Bolstering results from a 2011 study, a team led by Buck Institute researcher Gordon Lithgow found the compound Thioflavin T to increase the lifespan of a variety of strains of nematode worm, some of them enjoying double as many days alive as their control counterparts. Thioflavin T (ThT) is popular in labs as a stain for clumps of amyloid protein, which can be found in brains with Alzheimer’s disease and have long been suspected as a major culprit behind the disease’s origin. Don’t expect to ever see it on the shelves of your pharmacy, though–ThT is toxic at a dose just barely above the one required for its longevity benefits. However, the result should spark interest in investigating chemicals with similar properties.
The compound beat out nine other substances, including resveratrol, the antioxidant quercetin, and aspirin, which had all shown promise in the past as anti-aging interventions. Several had variable efficacy across worm strains, lengthening some lifespans and shortening others, while some seemed not to work at all.
Though most of the interventions tested were far from resounding successes, the truly impressive aspect of this study was its design: conducted across three independent labs and with 22 strains of the roundworm Caenorhabditis, the researchers tackled replication and questions of cross-species applicability all in one go, displaying a rare commitment to rigor in a field with a long history of poor replication.
Following in the NIA’s footsteps
The NIA’s Interventions Testing Program, begun in 2003, was the inspiration for Lithgow’s Caenorhabditis Interventions Testing Program. Each year it tests four to seven promising therapies on mice in three separate labs, and has so far confirmed immunosuppressant rapamycin as an effective treatment, with less positive results for aspirin, green tea extract, methylene blue, and many others. Due to the expense of conducting the trials, usually only one dosage is tested.
The CITP diverged from the ITP by testing multiple dosages of each substance, capitalizing on the cost-effectiveness of invertebrate models. And in contrast with the NIA’s stock of closely related mice, the worms’ relative cheapness allowed the CITP researchers to diversify their test subjects, using strains as genetically distant from one another as humans are from mice. The hope was that this would increase the likelihood that positive results reflected improvements in aging pathways that were conserved across species, and could eventually be translated into human models.
If a less genetically diverse test set had been used, it’s unlikely the researchers would have caught the confusing pattern shown by the dietary restriction mimetics. Designed to simulate some of the molecular mechanisms of caloric restriction, DRs such as resveratrol work on metabolic and nutrient sensing pathways, and many scientists hope they will be able to stave off heart disease, cancer and even dementia. But of the three substances tested, none showed clear benefit to the worms, and some strains’ lives were even shortened. The researchers hypothesized that the apparent difference in response was due to genetic variability in metabolic set points, and that some of the worms may naturally exist in a state close to DR.
Costly mistakes and unreliable results
Well before it failed the NIA’s ITP in 2012, resveratrol was briefly a media darling and favorite anti-aging compound when it was found to extend the lifespans of yeast and mice, but fell from grace as increasingly troubling reports of failed replications and scientific misconduct emerged. It’s only one of the more famous in a long line of disappointments, both within the field of anti-aging science and in the broader scientific community, resulting from the substandard methodology and poor coordination that’s led to the “replication crisis”.

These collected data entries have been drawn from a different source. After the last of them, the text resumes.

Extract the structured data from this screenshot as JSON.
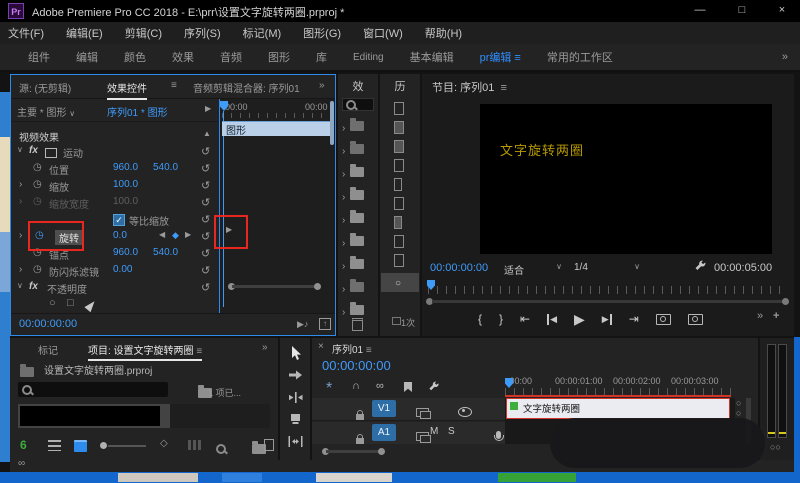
{
  "colors": {
    "accent": "#2d8ceb",
    "value_blue": "#3f9bfa",
    "annotation_red": "#e8281e",
    "clip_border_red": "#d23428",
    "fx_badge_green": "#3cae3c",
    "overlay_yellow": "#b89b00",
    "taskbar_blue": "#1266cc"
  },
  "window": {
    "logo": "Pr",
    "title": "Adobe Premiere Pro CC 2018 - E:\\prr\\设置文字旋转两圈.prproj *",
    "minimize": "—",
    "maximize": "□",
    "close": "×"
  },
  "menu": {
    "items": [
      "文件(F)",
      "编辑(E)",
      "剪辑(C)",
      "序列(S)",
      "标记(M)",
      "图形(G)",
      "窗口(W)",
      "帮助(H)"
    ]
  },
  "workspace": {
    "tabs": [
      "组件",
      "编辑",
      "颜色",
      "效果",
      "音频",
      "图形",
      "库",
      "Editing",
      "基本编辑",
      "pr编辑",
      "常用的工作区"
    ]
  },
  "icons": {
    "menu": "≡",
    "overflow": "»",
    "chevron_down": "∨",
    "twirl_closed": "›",
    "twirl_open": "∨",
    "reset": "↺",
    "collapse_up": "▲",
    "stopwatch": "◷",
    "kf_prev": "◀",
    "kf_add": "◆",
    "kf_next": "▶",
    "arrow_right": "▶",
    "ellipse": "○",
    "rect": "□",
    "play": "▶",
    "brace_in": "{",
    "brace_out": "}",
    "goto_in": "⇤",
    "goto_out": "⇥",
    "step_back": "◀",
    "step_fwd": "▶",
    "plus": "+",
    "close": "×",
    "magnet": "∩",
    "link": "∞",
    "snap": "*",
    "note": "♪",
    "export_up": "↑",
    "sort": "◇",
    "check": "✓",
    "writable": "6"
  },
  "effect_controls": {
    "tab_source": "源: (无剪辑)",
    "tab_active": "效果控件",
    "tab_mixer": "音频剪辑混合器: 序列01",
    "selector_master": "主要 * 图形",
    "selector_sequence": "序列01 * 图形",
    "ruler_start": "00:00",
    "ruler_end": "00:00",
    "clip_bar": "图形",
    "section_video": "视频效果",
    "rows": {
      "motion": {
        "label": "运动"
      },
      "position": {
        "label": "位置",
        "v1": "960.0",
        "v2": "540.0"
      },
      "scale": {
        "label": "缩放",
        "v1": "100.0"
      },
      "scale_width": {
        "label": "缩放宽度",
        "v1": "100.0"
      },
      "uniform": {
        "label": "等比缩放"
      },
      "rotation": {
        "label": "旋转",
        "v1": "0.0"
      },
      "anchor": {
        "label": "锚点",
        "v1": "960.0",
        "v2": "540.0"
      },
      "antiflicker": {
        "label": "防闪烁滤镜",
        "v1": "0.00"
      },
      "opacity": {
        "label": "不透明度"
      }
    },
    "timecode": "00:00:00:00"
  },
  "effects_panel": {
    "title": "效"
  },
  "history_panel": {
    "title": "历",
    "footer": "1次"
  },
  "program": {
    "title": "节目: 序列01",
    "overlay_text": "文字旋转两圈",
    "timecode": "00:00:00:00",
    "fit": "适合",
    "resolution": "1/4",
    "duration": "00:00:05:00"
  },
  "project": {
    "tab_markers": "标记",
    "tab_title": "项目: 设置文字旋转两圈",
    "file_name": "设置文字旋转两圈.prproj",
    "count": "1 项已..."
  },
  "timeline": {
    "tab": "序列01",
    "timecode": "00:00:00:00",
    "ruler": [
      ":00:00",
      "00:00:01:00",
      "00:00:02:00",
      "00:00:03:00"
    ],
    "v1": "V1",
    "a1": "A1",
    "mute": "M",
    "solo": "S",
    "clip_name": "文字旋转两圈"
  }
}
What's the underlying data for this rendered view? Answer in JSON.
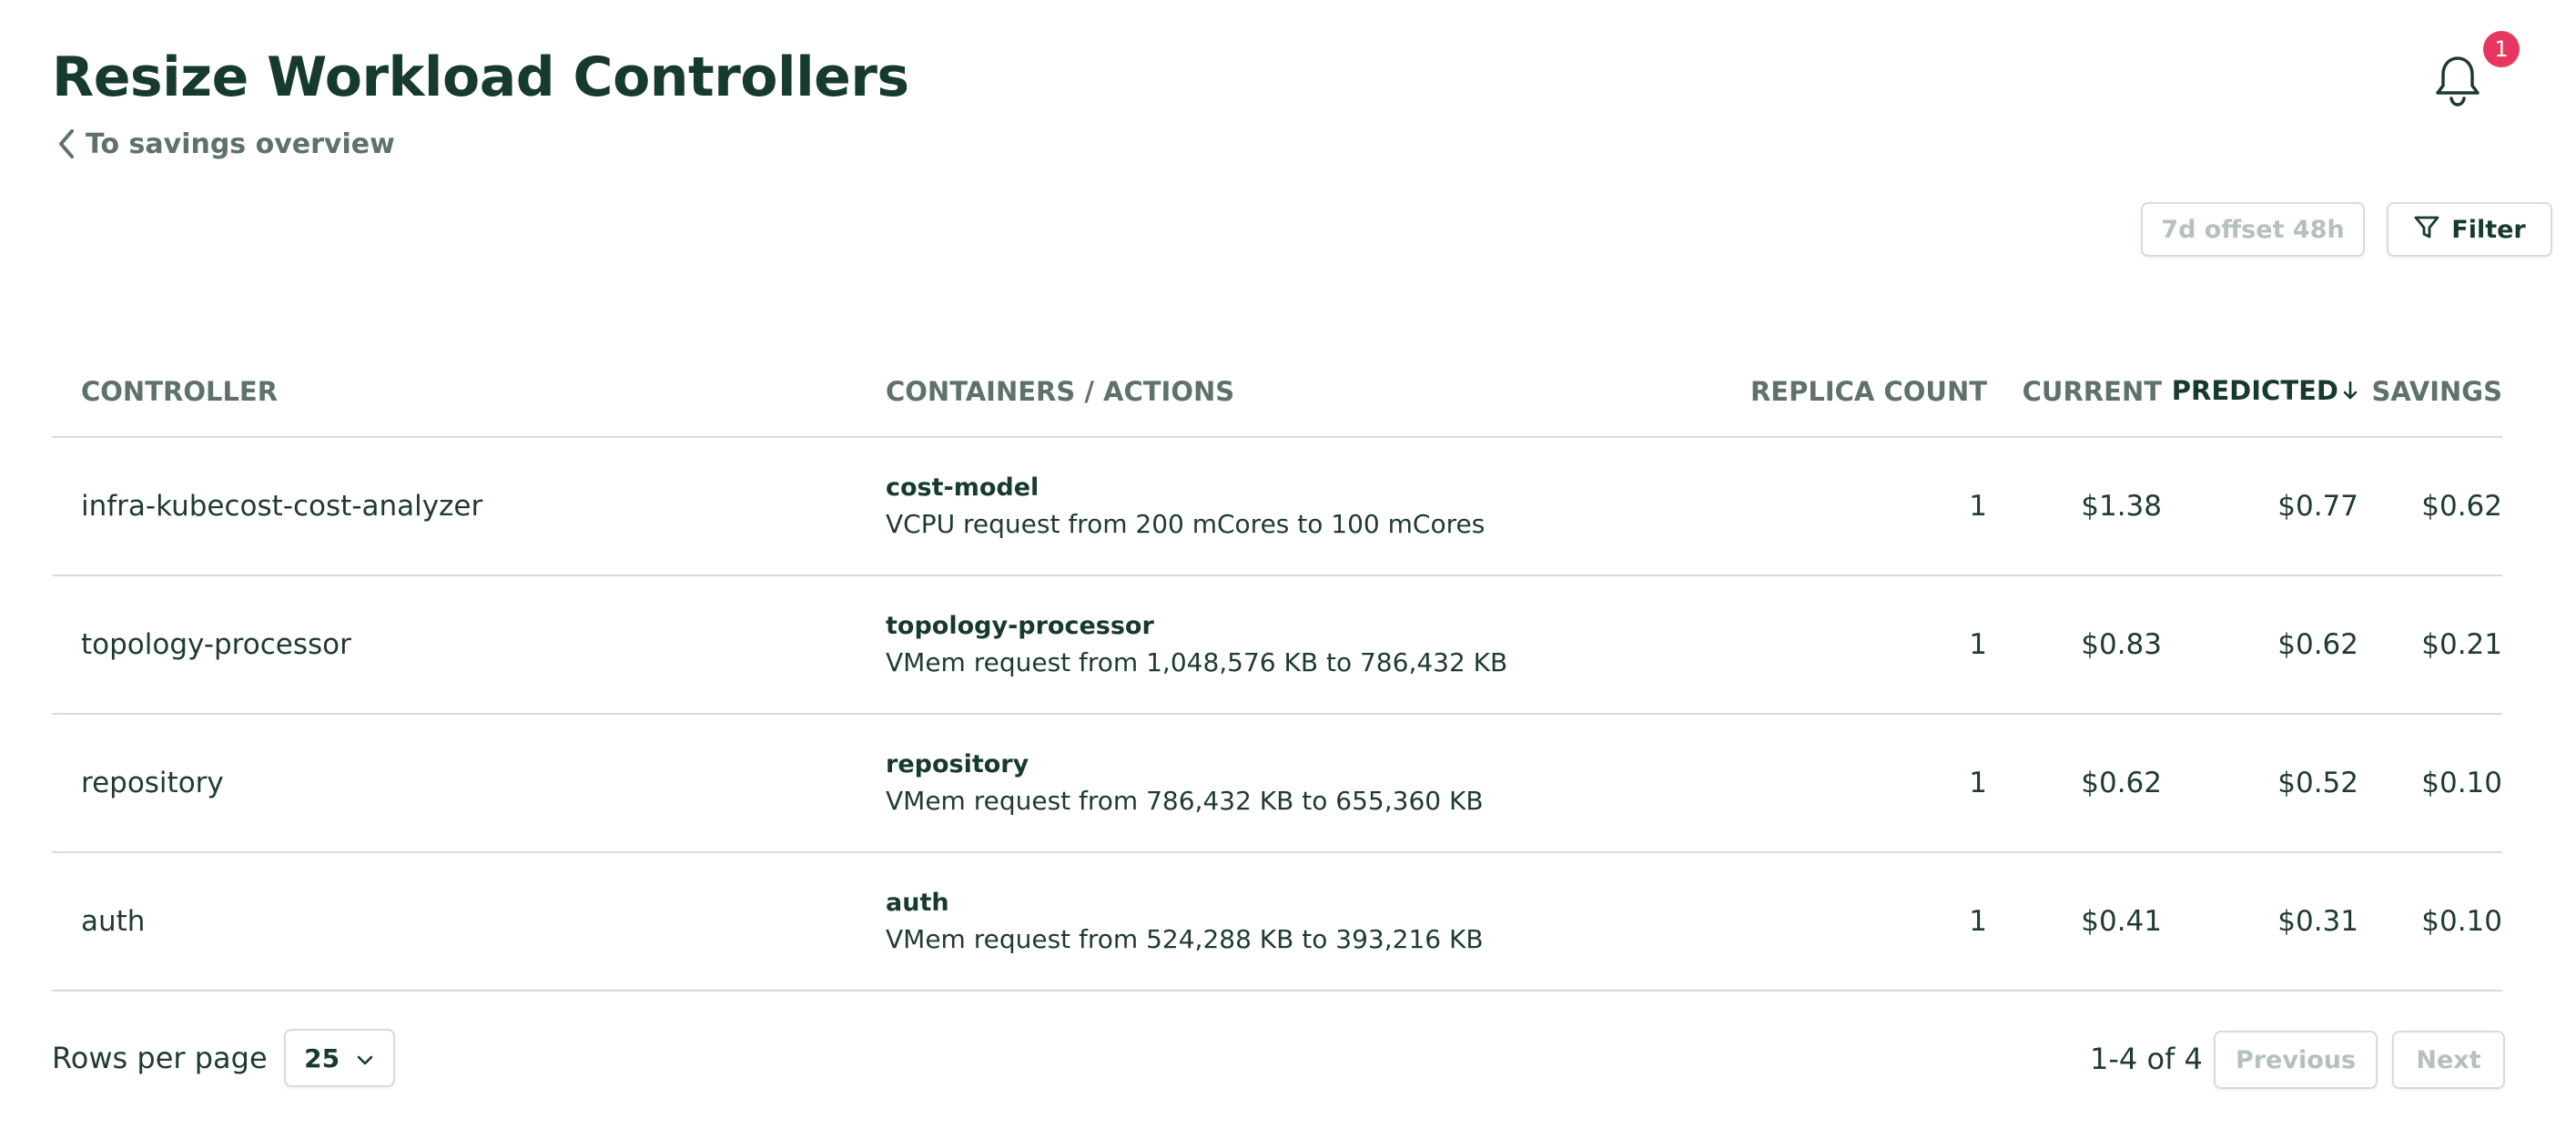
{
  "header": {
    "title": "Resize Workload Controllers",
    "back_link": "To savings overview",
    "notifications_count": "1"
  },
  "toolbar": {
    "window_label": "7d offset 48h",
    "filter_label": "Filter"
  },
  "table": {
    "columns": {
      "controller": "CONTROLLER",
      "containers": "CONTAINERS / ACTIONS",
      "replica": "REPLICA COUNT",
      "current": "CURRENT",
      "predicted": "PREDICTED",
      "savings": "SAVINGS"
    },
    "sort": {
      "column": "predicted",
      "direction": "descending"
    },
    "rows": [
      {
        "controller": "infra-kubecost-cost-analyzer",
        "container": "cost-model",
        "action": "VCPU request from 200 mCores to 100 mCores",
        "replica": "1",
        "current": "$1.38",
        "predicted": "$0.77",
        "savings": "$0.62"
      },
      {
        "controller": "topology-processor",
        "container": "topology-processor",
        "action": "VMem request from 1,048,576 KB to 786,432 KB",
        "replica": "1",
        "current": "$0.83",
        "predicted": "$0.62",
        "savings": "$0.21"
      },
      {
        "controller": "repository",
        "container": "repository",
        "action": "VMem request from 786,432 KB to 655,360 KB",
        "replica": "1",
        "current": "$0.62",
        "predicted": "$0.52",
        "savings": "$0.10"
      },
      {
        "controller": "auth",
        "container": "auth",
        "action": "VMem request from 524,288 KB to 393,216 KB",
        "replica": "1",
        "current": "$0.41",
        "predicted": "$0.31",
        "savings": "$0.10"
      }
    ]
  },
  "pagination": {
    "rows_per_page_label": "Rows per page",
    "rows_per_page_value": "25",
    "range_text": "1-4 of 4",
    "previous_label": "Previous",
    "next_label": "Next"
  },
  "colors": {
    "title": "#173a2e",
    "muted": "#5e716b",
    "border": "#d6dcd9",
    "badge": "#e8375f",
    "disabled_text": "#b6c0bc"
  },
  "icons": [
    "chevron-left-icon",
    "bell-icon",
    "filter-icon",
    "sort-arrow-down-icon",
    "chevron-down-icon"
  ]
}
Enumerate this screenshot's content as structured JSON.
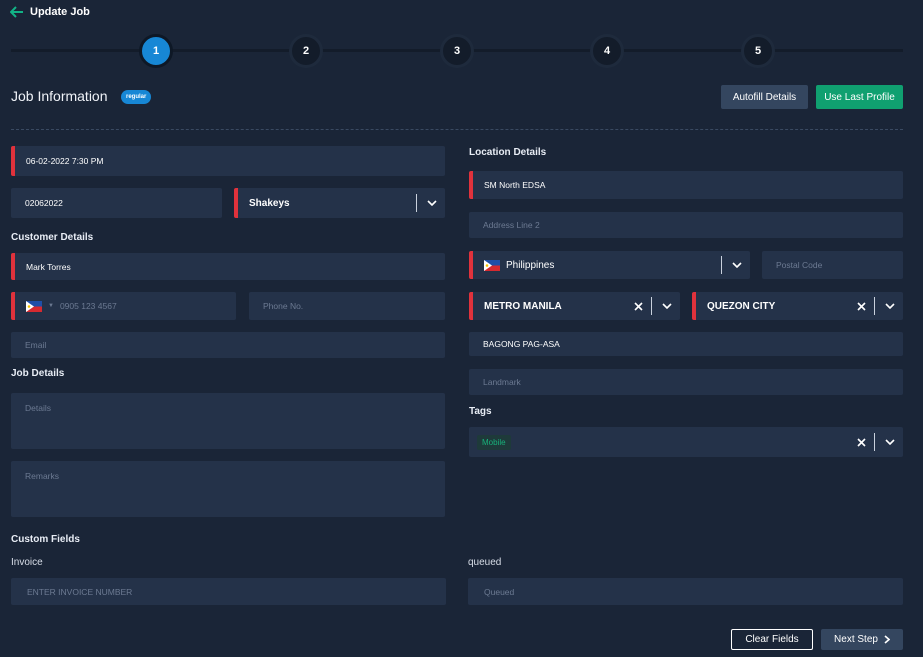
{
  "header": {
    "title": "Update Job"
  },
  "stepper": {
    "steps": [
      "1",
      "2",
      "3",
      "4",
      "5"
    ],
    "active": 1
  },
  "section": {
    "title": "Job Information",
    "badge": "regular"
  },
  "buttons": {
    "autofill": "Autofill Details",
    "use_last": "Use Last Profile",
    "clear": "Clear Fields",
    "next": "Next Step"
  },
  "left": {
    "datetime": "06-02-2022 7:30 PM",
    "job_no": "02062022",
    "store": "Shakeys",
    "customer_title": "Customer Details",
    "customer_name": "Mark Torres",
    "mobile_placeholder": "0905 123 4567",
    "phone_placeholder": "Phone No.",
    "email_placeholder": "Email",
    "job_details_title": "Job Details",
    "details_placeholder": "Details",
    "remarks_placeholder": "Remarks"
  },
  "right": {
    "location_title": "Location Details",
    "address1": "SM North EDSA",
    "address2_placeholder": "Address Line 2",
    "country": "Philippines",
    "postal_placeholder": "Postal Code",
    "region": "METRO MANILA",
    "city": "QUEZON CITY",
    "barangay": "BAGONG PAG-ASA",
    "landmark_placeholder": "Landmark",
    "tags_title": "Tags",
    "tag": "Mobile"
  },
  "custom": {
    "title": "Custom Fields",
    "invoice_label": "Invoice",
    "invoice_placeholder": "ENTER INVOICE NUMBER",
    "queued_label": "queued",
    "queued_placeholder": "Queued"
  },
  "colors": {
    "accent_green": "#10a070",
    "required_red": "#e0323c",
    "active_step": "#1787d5"
  }
}
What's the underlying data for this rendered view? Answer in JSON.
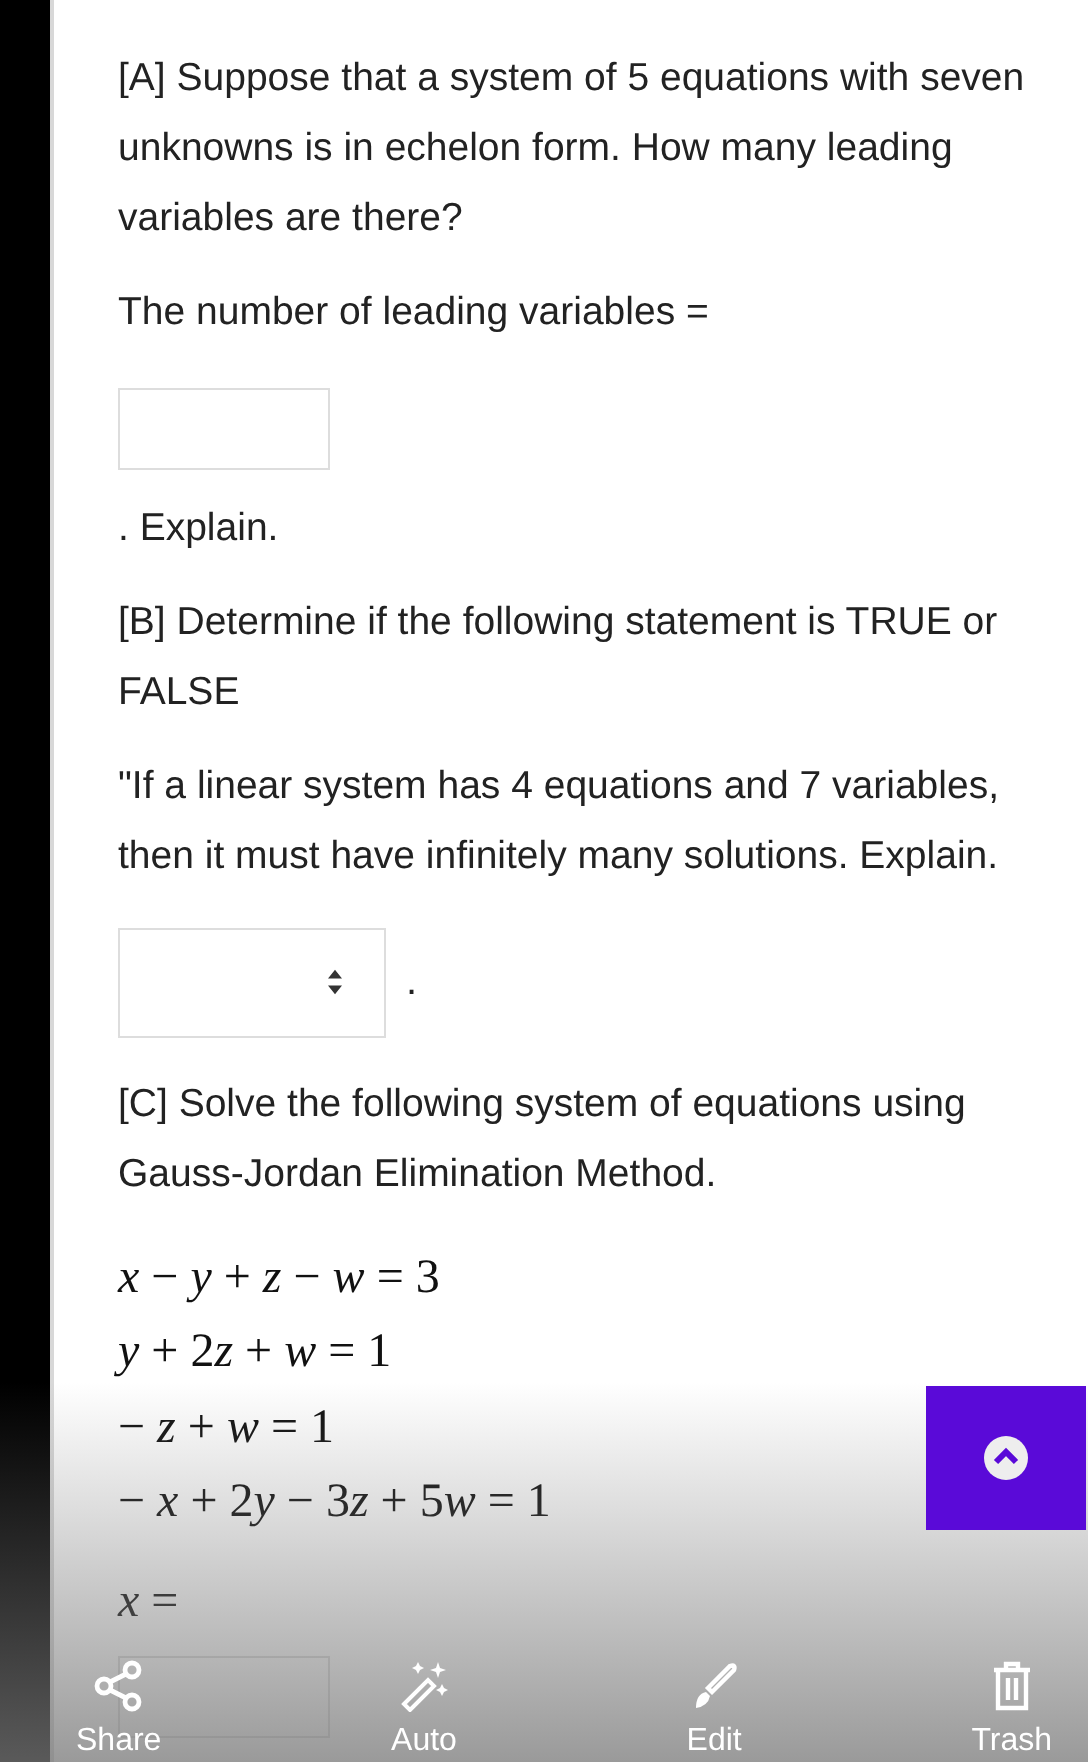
{
  "blocks": [
    {
      "kind": "paragraph",
      "text": "[A] Suppose that a system of 5 equations with seven unknowns is in echelon form. How many leading variables are there?"
    },
    {
      "kind": "paragraph",
      "text": "The number of leading variables ="
    },
    {
      "kind": "answer_box"
    },
    {
      "kind": "paragraph",
      "text": ". Explain."
    },
    {
      "kind": "paragraph",
      "text": "[B] Determine  if the following statement is TRUE or FALSE"
    },
    {
      "kind": "paragraph",
      "text": "\"If a linear system has 4 equations and 7 variables, then  it must have infinitely many solutions. Explain."
    },
    {
      "kind": "dropdown",
      "suffix": "."
    },
    {
      "kind": "paragraph",
      "text": "[C] Solve the following system of equations using Gauss-Jordan Elimination Method."
    },
    {
      "kind": "equations",
      "lines": [
        "x − y + z − w = 3",
        "y + 2z + w = 1",
        "− z + w = 1",
        "− x + 2y − 3z + 5w = 1"
      ]
    },
    {
      "kind": "math_label",
      "text": "x ="
    },
    {
      "kind": "answer_box"
    }
  ],
  "toolbar": [
    {
      "kind": "share",
      "label": "Share"
    },
    {
      "kind": "auto",
      "label": "Auto"
    },
    {
      "kind": "edit",
      "label": "Edit"
    },
    {
      "kind": "trash",
      "label": "Trash"
    }
  ]
}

Flawed and irreproducible research has been estimated to cost the US $28 billion per year, a burden that’s mostly borne by the people trying to translate findings from the lab into real-world therapies. Low chances of replication success–less than 50% on average, and as low as 10% in fields like cancer biology–hamper commercial drug development. Since pharmaceutical companies must invest between $500,000 and $2 billion replicating preclinical research, the hottest new findings are likely to seem more risky than tempting, which delays the introduction of many genuinely useful interventions to the market.
So what’s so hard about reproducible science? For starters, reporting on a study’s methods in sufficient detail can be time-consuming, while not doing so makes it impossible for other researchers to conduct exact replications. Issues with data analysis and reporting, as well as non-standard practices and experimental materials, are also common. And in any case, there are few real incentives for scientists to replicate research when journals regard such papers tepidly at best.
One problem especially salient to longevity research is that interventions with small effect sizes, the overwhelming norm in purported aging remedies, are particularly unlikely to replicate in small studies due to random chance. Compounding this difficulty is the fact that the aging process is complex and may be highly sensitive to subtle changes in the test environment and procedures. Using tightly controlled methodology and materials, the CITP researchers were able to achieve nearly identical average outcomes on longevity measures across all three labs, but within labs the picture was less clear:
“Although the results obtained on any given day of a replicate trial tended to be fairly consistent with one another, conducting the same assay a month later could yield results as different as looking at a strain from a different species.”
The evidently fickle forces at work highlight the need for multiple replications in longevity trials, a rallying cry Lithgow and colleagues hope reaches the ears of fellow researchers, and with any luck study designs like that of the ITP and CITP will only grow in popularity.